Como a espada afiada escondida nas plumagens da poesia de Gibran, a legitimidade dos sentimentos abre caminho para o amor fluir como um oceano sem fim. Aquela dor no peito, a falta de ar e a visão turva, aquele “ódio” ou “aversão” pelo pai ou mãe, eram na verdade o amor em direção ao totalmente outro (bloqueado) que precisava ser encarado, incluído e reverenciado.



Do amor
Gibran Khalil Gibran, tradução Mansur Challita

Quando o amor voz chamar, segui-o,
Embora seus caminhos sejam agrestes e escarpados;
E quando ele vos envolver com suas asas, cedei-lhe,
Embora a espada oculta na sua plumagem possa ferir-vos;
E quando ele vos falar, acreditai nele,
Embora sua voz possa despedaçar vossos sonhos como o vento devasta o jardim.

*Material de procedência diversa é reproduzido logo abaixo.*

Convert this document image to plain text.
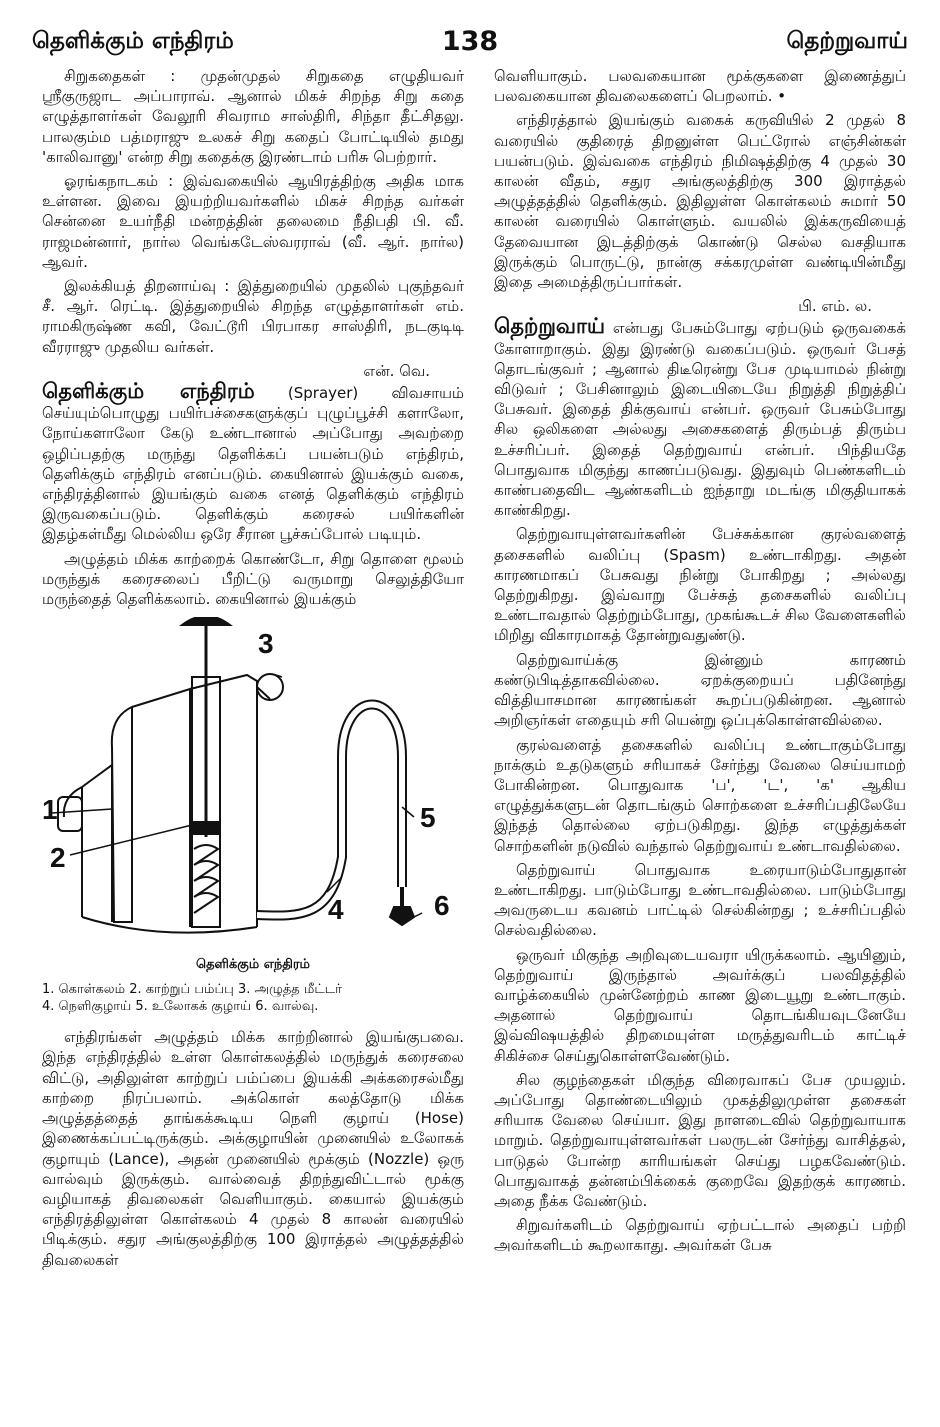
தெளிக்கும் எந்திரம்	138	தெற்றுவாய்

சிறுகதைகள் : முதன்முதல் சிறுகதை எழுதியவர் ஸ்ரீகுருஜாட அப்பாராவ். ஆனால் மிகச் சிறந்த சிறு கதை எழுத்தாளர்கள் வேலூரி சிவராம சாஸ்திரி, சிந்தா தீட்சிதலு. பாலகும்ம பத்மராஜு உலகச் சிறு கதைப் போட்டியில் தமது 'காலிவானு' என்ற சிறு கதைக்கு இரண்டாம் பரிசு பெற்றார்.

ஓரங்கநாடகம் : இவ்வகையில் ஆயிரத்திற்கு அதிக மாக உள்ளன. இவை இயற்றியவர்களில் மிகச் சிறந்த வர்கள் சென்னை உயர்நீதி மன்றத்தின் தலைமை நீதிபதி பி. வீ. ராஜமன்னார், நார்ல வெங்கடேஸ்வரராவ் (வீ. ஆர். நார்ல) ஆவர்.

இலக்கியத் திறனாய்வு : இத்துறையில் முதலில் புகுந்தவர் சீ. ஆர். ரெட்டி. இத்துறையில் சிறந்த எழுத்தாளர்கள் எம். ராமகிருஷ்ண கவி, வேட்டூரி பிரபாகர சாஸ்திரி, நடகுடிடி வீரராஜு முதலிய வர்கள்.

என். வெ.

தெளிக்கும் எந்திரம் (Sprayer) விவசாயம் செய்யும்பொழுது பயிர்பச்சைகளுக்குப் புழுப்பூச்சி களாலோ, நோய்களாலோ கேடு உண்டானால் அப்போது அவற்றை ஒழிப்பதற்கு மருந்து தெளிக்கப் பயன்படும் எந்திரம், தெளிக்கும் எந்திரம் எனப்படும். கையினால் இயக்கும் வகை, எந்திரத்தினால் இயங்கும் வகை எனத் தெளிக்கும் எந்திரம் இருவகைப்படும். தெளிக்கும் கரைசல் பயிர்களின் இதழ்கள்மீது மெல்லிய ஒரே சீரான பூச்சுப்போல் படியும்.

அழுத்தம் மிக்க காற்றைக் கொண்டோ, சிறு தொளை மூலம் மருந்துக் கரைசலைப் பீறிட்டு வருமாறு செலுத்தியோ மருந்தைத் தெளிக்கலாம். கையினால் இயக்கும்

1
2
3
4
5
6
தெளிக்கும் எந்திரம்
1. கொள்கலம் 2. காற்றுப் பம்ப்பு 3. அழுத்த மீட்டர்
4. நெளிகுழாய் 5. உலோகக் குழாய் 6. வால்வு.

எந்திரங்கள் அழுத்தம் மிக்க காற்றினால் இயங்குபவை. இந்த எந்திரத்தில் உள்ள கொள்கலத்தில் மருந்துக் கரைசலை விட்டு, அதிலுள்ள காற்றுப் பம்ப்பை இயக்கி அக்கரைசல்மீது காற்றை நிரப்பலாம். அக்கொள் கலத்தோடு மிக்க அழுத்தத்தைத் தாங்கக்கூடிய நெளி குழாய் (Hose) இணைக்கப்பட்டிருக்கும். அக்குழாயின் முனையில் உலோகக் குழாயும் (Lance), அதன் முனையில் மூக்கும் (Nozzle) ஒரு வால்வும் இருக்கும். வால்வைத் திறந்துவிட்டால் மூக்கு வழியாகத் திவலைகள் வெளியாகும். கையால் இயக்கும் எந்திரத்திலுள்ள கொள்கலம் 4 முதல் 8 காலன் வரையில் பிடிக்கும். சதுர அங்குலத்திற்கு 100 இராத்தல் அழுத்தத்தில் திவலைகள்

வெளியாகும். பலவகையான மூக்குகளை இணைத்துப் பலவகையான திவலைகளைப் பெறலாம். •

எந்திரத்தால் இயங்கும் வகைக் கருவியில் 2 முதல் 8 வரையில் குதிரைத் திறனுள்ள பெட்ரோல் எஞ்சின்கள் பயன்படும். இவ்வகை எந்திரம் நிமிஷத்திற்கு 4 முதல் 30 காலன் வீதம், சதுர அங்குலத்திற்கு 300 இராத்தல் அழுத்தத்தில் தெளிக்கும். இதிலுள்ள கொள்கலம் சுமார் 50 காலன் வரையில் கொள்ளும். வயலில் இக்கருவியைத் தேவையான இடத்திற்குக் கொண்டு செல்ல வசதியாக இருக்கும் பொருட்டு, நான்கு சக்கரமுள்ள வண்டியின்மீது இதை அமைத்திருப்பார்கள்.

பி. எம். ல.

தெற்றுவாய் என்பது பேசும்போது ஏற்படும் ஒருவகைக் கோளாறாகும். இது இரண்டு வகைப்படும். ஒருவர் பேசத் தொடங்குவர் ; ஆனால் திடீரென்று பேச முடியாமல் நின்று விடுவர் ; பேசினாலும் இடையிடையே நிறுத்தி நிறுத்திப் பேசுவர். இதைத் திக்குவாய் என்பர். ஒருவர் பேசும்போது சில ஒலிகளை அல்லது அசைகளைத் திரும்பத் திரும்ப உச்சரிப்பர். இதைத் தெற்றுவாய் என்பர். பிந்தியதே பொதுவாக மிகுந்து காணப்படுவது. இதுவும் பெண்களிடம் காண்பதைவிட ஆண்களிடம் ஐந்தாறு மடங்கு மிகுதியாகக் காண்கிறது.

தெற்றுவாயுள்ளவர்களின் பேச்சுக்கான குரல்வளைத் தசைகளில் வலிப்பு (Spasm) உண்டாகிறது. அதன் காரணமாகப் பேசுவது நின்று போகிறது ; அல்லது தெற்றுகிறது. இவ்வாறு பேச்சுத் தசைகளில் வலிப்பு உண்டாவதால் தெற்றும்போது, முகங்கூடச் சில வேளைகளில் மிறிது விகாரமாகத் தோன்றுவதுண்டு.

தெற்றுவாய்க்கு இன்னும் காரணம் கண்டுபிடித்தாகவில்லை. ஏறக்குறையப் பதினேந்து வித்தியாசமான காரணங்கள் கூறப்படுகின்றன. ஆனால் அறிஞர்கள் எதையும் சரி யென்று ஒப்புக்கொள்ளவில்லை.

குரல்வளைத் தசைகளில் வலிப்பு உண்டாகும்போது நாக்கும் உதடுகளும் சரியாகச் சேர்ந்து வேலை செய்யாமற் போகின்றன. பொதுவாக 'ப', 'ட', 'க' ஆகிய எழுத்துக்களுடன் தொடங்கும் சொற்களை உச்சரிப்பதிலேயே இந்தத் தொல்லை ஏற்படுகிறது. இந்த எழுத்துக்கள் சொற்களின் நடுவில் வந்தால் தெற்றுவாய் உண்டாவதில்லை.

தெற்றுவாய் பொதுவாக உரையாடும்போதுதான் உண்டாகிறது. பாடும்போது உண்டாவதில்லை. பாடும்போது அவருடைய கவனம் பாட்டில் செல்கின்றது ; உச்சரிப்பதில் செல்வதில்லை.

ஒருவர் மிகுந்த அறிவுடையவரா யிருக்கலாம். ஆயினும், தெற்றுவாய் இருந்தால் அவர்க்குப் பலவிதத்தில் வாழ்க்கையில் முன்னேற்றம் காண இடையூறு உண்டாகும். அதனால் தெற்றுவாய் தொடங்கியவுடனேயே இவ்விஷயத்தில் திறமையுள்ள மருத்துவரிடம் காட்டிச் சிகிச்சை செய்துகொள்ளவேண்டும்.

சில குழந்தைகள் மிகுந்த விரைவாகப் பேச முயலும். அப்போது தொண்டையிலும் முகத்திலுமுள்ள தசைகள் சரியாக வேலை செய்யா. இது நாளடைவில் தெற்றுவாயாக மாறும். தெற்றுவாயுள்ளவர்கள் பலருடன் சேர்ந்து வாசித்தல், பாடுதல் போன்ற காரியங்கள் செய்து பழகவேண்டும். பொதுவாகத் தன்னம்பிக்கைக் குறைவே இதற்குக் காரணம். அதை நீக்க வேண்டும்.

சிறுவர்களிடம் தெற்றுவாய் ஏற்பட்டால் அதைப் பற்றி அவர்களிடம் கூறலாகாது. அவர்கள் பேசு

Pois, da mesma forma que contribui para vosso crescimento, trabalha para vossa poda.
E da mesma forma que alcança vossa altura e acaricia vossos ramos mais tenros que se embalam ao sol,
Assim também desce até vossas raízes
E as sacode no seu apego à terra.
Como feixes de trigo, ele vos aperta junto ao seu coração.
Ele vos debulha para expor vossa nudez.
Ele vos peneira para libertar-vos das palhas.
Ele vos mói até a extrema brancura.
Ele vos amassa até que vos torneis maleáveis.
Todas estas coisas, o amor operará em vós para que conheçais os segredos de vossos corações e, com esse conhecimento, vos convertais no pão místico do banquete divino.
Todavia, se no vosso temor, procurardes somente a paz do amor e o gozo do amor,
Então seria melhor para vós que cobrísseis vossa nudez e abandonásseis a eira do amor.
Para entrar num mundo sem estações, onde rireis, mas não todos os vossos risos, e chorareis, mas não todas as vossas lágrimas.
O amor nada mais dá de si próprio e nada recebe senão de si próprio.
O amor não possui, nem se deixa possuir.
Pois o amor basta-se a si mesmo.
Quando um de vós ama, que não diga: “Deus está no meu coração”, mas que diga antes: “Eu estou no coração de Deus.”
E não imagineis que possais dirigir o curso
Do amor, pois o amor, se vos achar dignos,
Determinará, ele próprio, o vosso curso.
O amor não tem outro desejo senão o de atingir a sua plenitude.
Se, contudo,
Amardes e precisardes ter desejos sejam estes os vossos desejos:
De vos diluirdes no amor e serdes como um riacho que canta sua melodia para a noite;
De conhecerdes a dor de sentir ternura demasiada;
De ficardes feridos por vossa própria compreensão do amor
E de sangrardes de boa vontade e com alegria;
De acordardes ao meio-dia e meditardes sobre o êxtase do amor;
De voltardes para a casa à noite com Gratidão;
E de adormecerdes com uma prece no coração para o bem-amado,
E nos lábios uma canção de bem-aventurança.